Search Functionality for Gita Learn

This document provides a comprehensive overview of the implementation of a Bhagavad Gita search functionality using a machine learning model. The system allows users to input a query, which is then matched against verses from the Bhagavad Gita text. The matching verses are ranked based on their similarity to the query, and the top results are returned to the user.

Documentation

The purpose of this project is to provide users with an efficient tool to search through the Bhagavad Gita text. By utilizing machine learning techniques, the system aims to deliver accurate and relevant results to users' queries.

Dependencies

•	Flask: A micro web framework used for building the application and handling HTTP requests.
•	Flask-CORS: An extension for Flask to handle Cross-Origin Resource Sharing (CORS) headers.
•	scikit-learn: A machine learning library used for vectorization and cosine similarity calculations.
•	NLTK: A natural language processing library used for text preprocessing.
•	Joblib: A library used for saving and loading machine learning models.
•	JSON: A built-in Python library for working with JSON data.

Code Overview

• 4.1 - Preprocessing: The Bhagavad Gita verses are preprocessed by tokenizing, stemming, and removing stopwords from the text.

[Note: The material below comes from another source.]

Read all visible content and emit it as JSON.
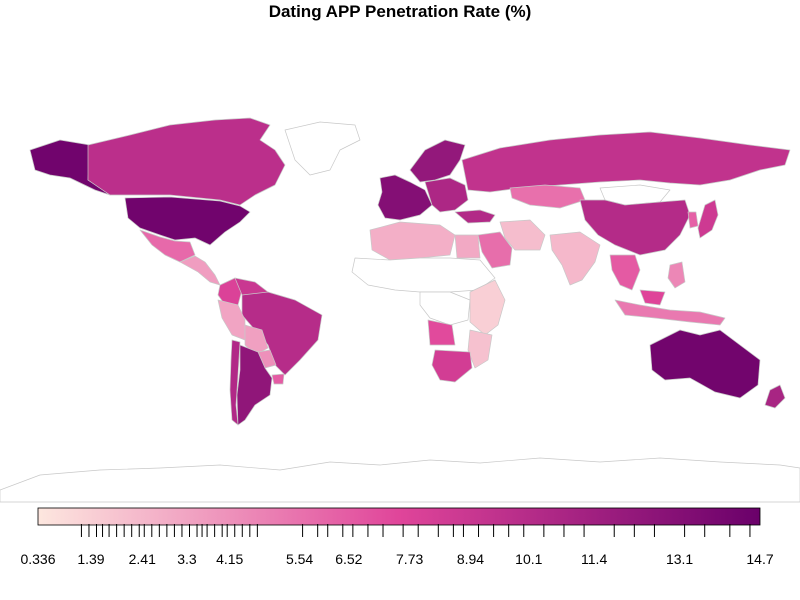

• 4.2 - Vectorization: The preprocessed text is then vectorized using the TF-IDF (Term Frequency-Inverse Document Frequency) method to represent each verse numerically.

• 4.3 - Cosine Similarity Calculation: Cosine similarity is calculated between the user query vector and the TF-IDF matrix containing vectorized Bhagavad Gita verses.

• 4.4 - Search Endpoint: The Flask application provides an endpoint /search to handle POST requests containing user queries. Upon receiving a query, the system preprocesses it, calculates cosine similarity, and returns the top 5 most relevant verses along with their metadata.

Deployment

A Flask app was developed and this Flask app is deployed on OnRender, a platform that simplifies the deployment and hosting process for web applications.

Deployment Process

Sign up for an account on OnRender if you haven't already.
Log in to your OnRender account and create a new project.
Configure your project settings, including the name and deployment options.
Connect your GitHub repository to OnRender to enable automatic deployments.
Once connected, OnRender will automatically deploy your Flask app whenever changes are pushed to the connected GitHub repository.

Monitoring and Logging

OnRender provides built-in monitoring and logging features to help you track the performance of your deployed app. You can access logs and monitor metrics directly from the OnRender dashboard.

Scaling and Maintenance

OnRender offers automatic scaling options to handle increased traffic to your app. Maintenance tasks such as updates and patches are managed by OnRender, ensuring your app remains up-to-date and secure.